The council voted in favor of an over-occupancy clause that would make continual violations a civil code breach, and would come with potential court fines.
Zoning compliance has been a top priority for the council for the past three years and this measure gives the city another tool to stop repeat offenders.
It is not intended to hurt or harm the tenants living in over-occupied rental apartments and homes, according to Brian Jones, council attorney.
“The intent is designed primarily to be used against repeat offending landlords,” Jones said. “It will be very rarely used.”
Many of the council members were concerned it would attack or harm tenants. Mayor Michelle Kaufusi said in a letter to the council that she shared that concern and assured young single professionals this was not the intent.

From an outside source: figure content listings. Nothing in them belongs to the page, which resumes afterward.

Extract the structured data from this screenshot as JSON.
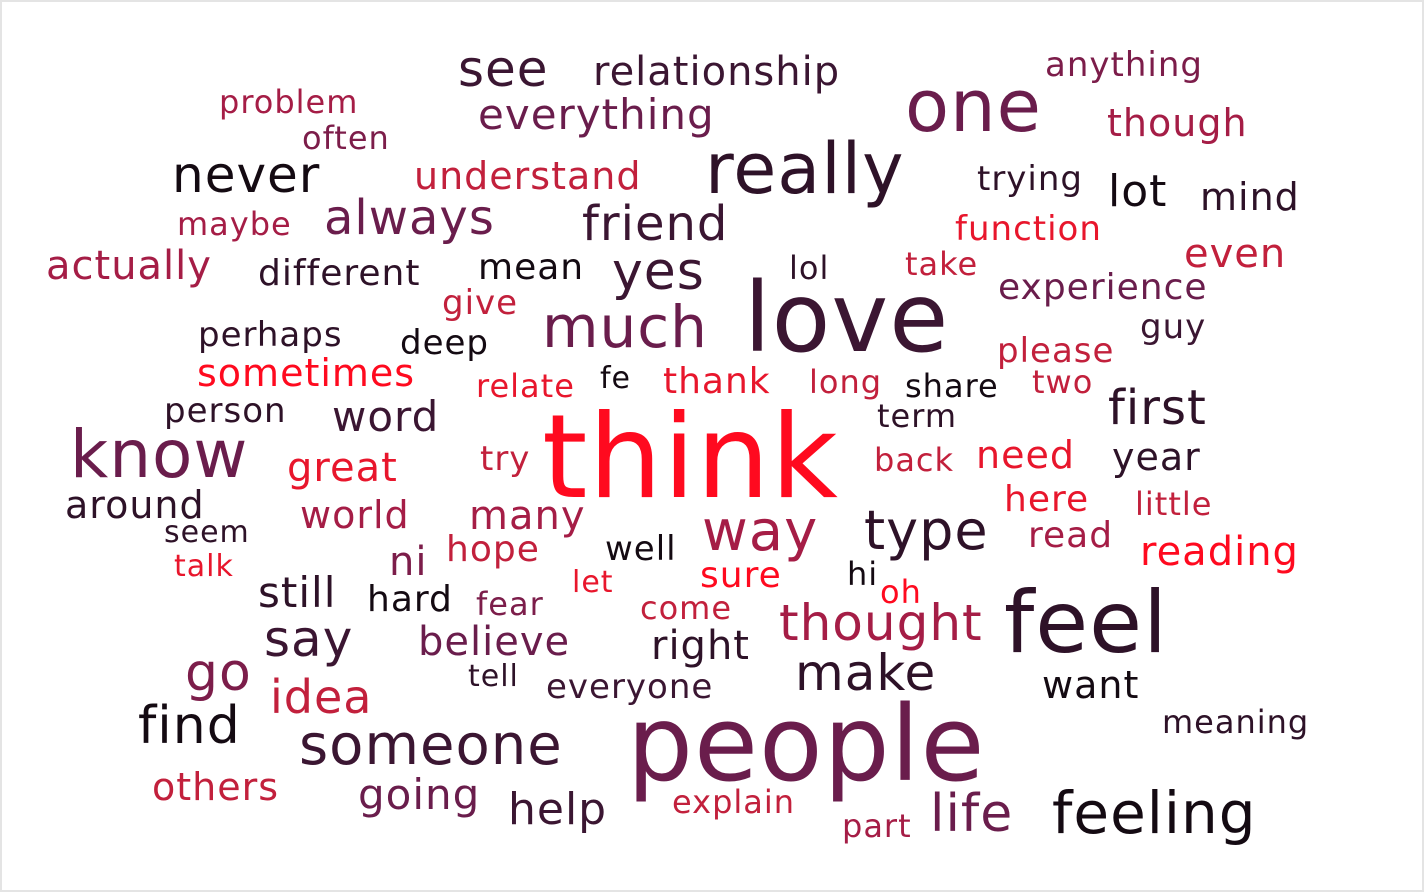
{
  "colors": {
    "background": "#ffffff",
    "palette": [
      "#ff0a1f",
      "#c2203c",
      "#a51d46",
      "#7c1d4a",
      "#5a1a44",
      "#3b1632",
      "#1c0b1a"
    ]
  },
  "words": [
    {
      "text": "think",
      "color": "#ff0a1f"
    },
    {
      "text": "people",
      "color": "#6a1d4c"
    },
    {
      "text": "love",
      "color": "#3b1632"
    },
    {
      "text": "feel",
      "color": "#2e1228"
    },
    {
      "text": "one",
      "color": "#6a1d4c"
    },
    {
      "text": "really",
      "color": "#2e1228"
    },
    {
      "text": "know",
      "color": "#6a1d4c"
    },
    {
      "text": "much",
      "color": "#6a1d4c"
    },
    {
      "text": "someone",
      "color": "#3b1632"
    },
    {
      "text": "feeling",
      "color": "#140a12"
    },
    {
      "text": "type",
      "color": "#2e1228"
    },
    {
      "text": "way",
      "color": "#a51d46"
    },
    {
      "text": "thought",
      "color": "#a51d46"
    },
    {
      "text": "make",
      "color": "#2e1228"
    },
    {
      "text": "find",
      "color": "#140a12"
    },
    {
      "text": "go",
      "color": "#7c1d4a"
    },
    {
      "text": "say",
      "color": "#3b1632"
    },
    {
      "text": "life",
      "color": "#6a1d4c"
    },
    {
      "text": "help",
      "color": "#3b1632"
    },
    {
      "text": "idea",
      "color": "#c2203c"
    },
    {
      "text": "friend",
      "color": "#3b1632"
    },
    {
      "text": "yes",
      "color": "#3b1632"
    },
    {
      "text": "always",
      "color": "#6a1d4c"
    },
    {
      "text": "never",
      "color": "#140a12"
    },
    {
      "text": "see",
      "color": "#3b1632"
    },
    {
      "text": "first",
      "color": "#2e1228"
    },
    {
      "text": "relationship",
      "color": "#3b1632"
    },
    {
      "text": "everything",
      "color": "#6a1d4c"
    },
    {
      "text": "understand",
      "color": "#c2203c"
    },
    {
      "text": "lot",
      "color": "#140a12"
    },
    {
      "text": "mind",
      "color": "#2e1228"
    },
    {
      "text": "even",
      "color": "#c2203c"
    },
    {
      "text": "though",
      "color": "#a51d46"
    },
    {
      "text": "anything",
      "color": "#7c1d4a"
    },
    {
      "text": "trying",
      "color": "#2e1228"
    },
    {
      "text": "function",
      "color": "#e8162c"
    },
    {
      "text": "problem",
      "color": "#a51d46"
    },
    {
      "text": "often",
      "color": "#7c1d4a"
    },
    {
      "text": "maybe",
      "color": "#a51d46"
    },
    {
      "text": "actually",
      "color": "#a51d46"
    },
    {
      "text": "different",
      "color": "#2e1228"
    },
    {
      "text": "mean",
      "color": "#140a12"
    },
    {
      "text": "lol",
      "color": "#2e1228"
    },
    {
      "text": "take",
      "color": "#c2203c"
    },
    {
      "text": "experience",
      "color": "#6a1d4c"
    },
    {
      "text": "give",
      "color": "#c2203c"
    },
    {
      "text": "perhaps",
      "color": "#2e1228"
    },
    {
      "text": "deep",
      "color": "#140a12"
    },
    {
      "text": "guy",
      "color": "#3b1632"
    },
    {
      "text": "please",
      "color": "#c2203c"
    },
    {
      "text": "sometimes",
      "color": "#ff0a1f"
    },
    {
      "text": "relate",
      "color": "#e8162c"
    },
    {
      "text": "fe",
      "color": "#140a12"
    },
    {
      "text": "thank",
      "color": "#e8162c"
    },
    {
      "text": "long",
      "color": "#c2203c"
    },
    {
      "text": "share",
      "color": "#140a12"
    },
    {
      "text": "two",
      "color": "#c2203c"
    },
    {
      "text": "person",
      "color": "#2e1228"
    },
    {
      "text": "word",
      "color": "#3b1632"
    },
    {
      "text": "term",
      "color": "#2e1228"
    },
    {
      "text": "great",
      "color": "#e8162c"
    },
    {
      "text": "try",
      "color": "#c2203c"
    },
    {
      "text": "back",
      "color": "#c2203c"
    },
    {
      "text": "need",
      "color": "#e8162c"
    },
    {
      "text": "year",
      "color": "#2e1228"
    },
    {
      "text": "around",
      "color": "#2e1228"
    },
    {
      "text": "here",
      "color": "#e8162c"
    },
    {
      "text": "little",
      "color": "#c2203c"
    },
    {
      "text": "seem",
      "color": "#2e1228"
    },
    {
      "text": "world",
      "color": "#a51d46"
    },
    {
      "text": "many",
      "color": "#a51d46"
    },
    {
      "text": "read",
      "color": "#a51d46"
    },
    {
      "text": "ni",
      "color": "#7c1d4a"
    },
    {
      "text": "hope",
      "color": "#c2203c"
    },
    {
      "text": "well",
      "color": "#140a12"
    },
    {
      "text": "reading",
      "color": "#ff0a1f"
    },
    {
      "text": "talk",
      "color": "#e8162c"
    },
    {
      "text": "still",
      "color": "#2e1228"
    },
    {
      "text": "hard",
      "color": "#140a12"
    },
    {
      "text": "fear",
      "color": "#7c1d4a"
    },
    {
      "text": "let",
      "color": "#e8162c"
    },
    {
      "text": "sure",
      "color": "#ff0a1f"
    },
    {
      "text": "hi",
      "color": "#140a12"
    },
    {
      "text": "oh",
      "color": "#ff0a1f"
    },
    {
      "text": "come",
      "color": "#c2203c"
    },
    {
      "text": "believe",
      "color": "#6a1d4c"
    },
    {
      "text": "right",
      "color": "#2e1228"
    },
    {
      "text": "tell",
      "color": "#2e1228"
    },
    {
      "text": "everyone",
      "color": "#3b1632"
    },
    {
      "text": "want",
      "color": "#140a12"
    },
    {
      "text": "meaning",
      "color": "#2e1228"
    },
    {
      "text": "others",
      "color": "#c2203c"
    },
    {
      "text": "going",
      "color": "#6a1d4c"
    },
    {
      "text": "explain",
      "color": "#c2203c"
    },
    {
      "text": "part",
      "color": "#a51d46"
    }
  ]
}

“As mayor I’ve tried to be supportive of your priorities,” the letter stated. “Some of the single professionals have gotten the message they are not valued or welcomed.”
Kaufusi said that is far from true, and her message, along with that of several council members, is they are not only wanted but needed in the community.
By putting over-occupancy on the nuisance list, along with visual blights, fire hazards, noxious odors and accumulated garbage, it still will most likely not change how over-occupancy is handled for the majority of landlords or their tenants.
“What changes is if the city decides to use the tool,” Jones said. “We wouldn’t use it against a tenant.”
Jones said the type of landlord who fits the situation is one who violates occupancy, pays the $750 fee and continues with breaking the law over and over again.
Another situation is when tenants leave, the landlord cleans up the property, gets a pass from the city and then falls back to over-occupancy, again and again.
Jones said it would be more of a tool for the legal department of the city so they could go after landlords in court and fines could potentially be $5,000.
Councilman David Knecht asked if additional wording could be added to get redress from landlords if forced out of their apartment as a result of the landlord breaking the law.
David Acheson, a neighborhood chairman, said there was a landlord in his neighborhood on Briar Lane near Brigham Young University that violated the law, cleaned up, then brought in more tenants.
“It’s like, violate the law, rinse and repeat. It’s a nuisance,” Acheson said. “The right way is for police officers to show up at your door, but that costs money.”
As they prepared to vote, Councilman David Sewell reiterated the mayor’s statement on single professionals.
“I support this for the most egregious cases,” Sewell said.
Council chairman David Harding was also concerned that working singles would take away from the meeting that they weren’t wanted.
“Young single professionals are wanted and valued. They are what makes Provo, Provo.” Harding said.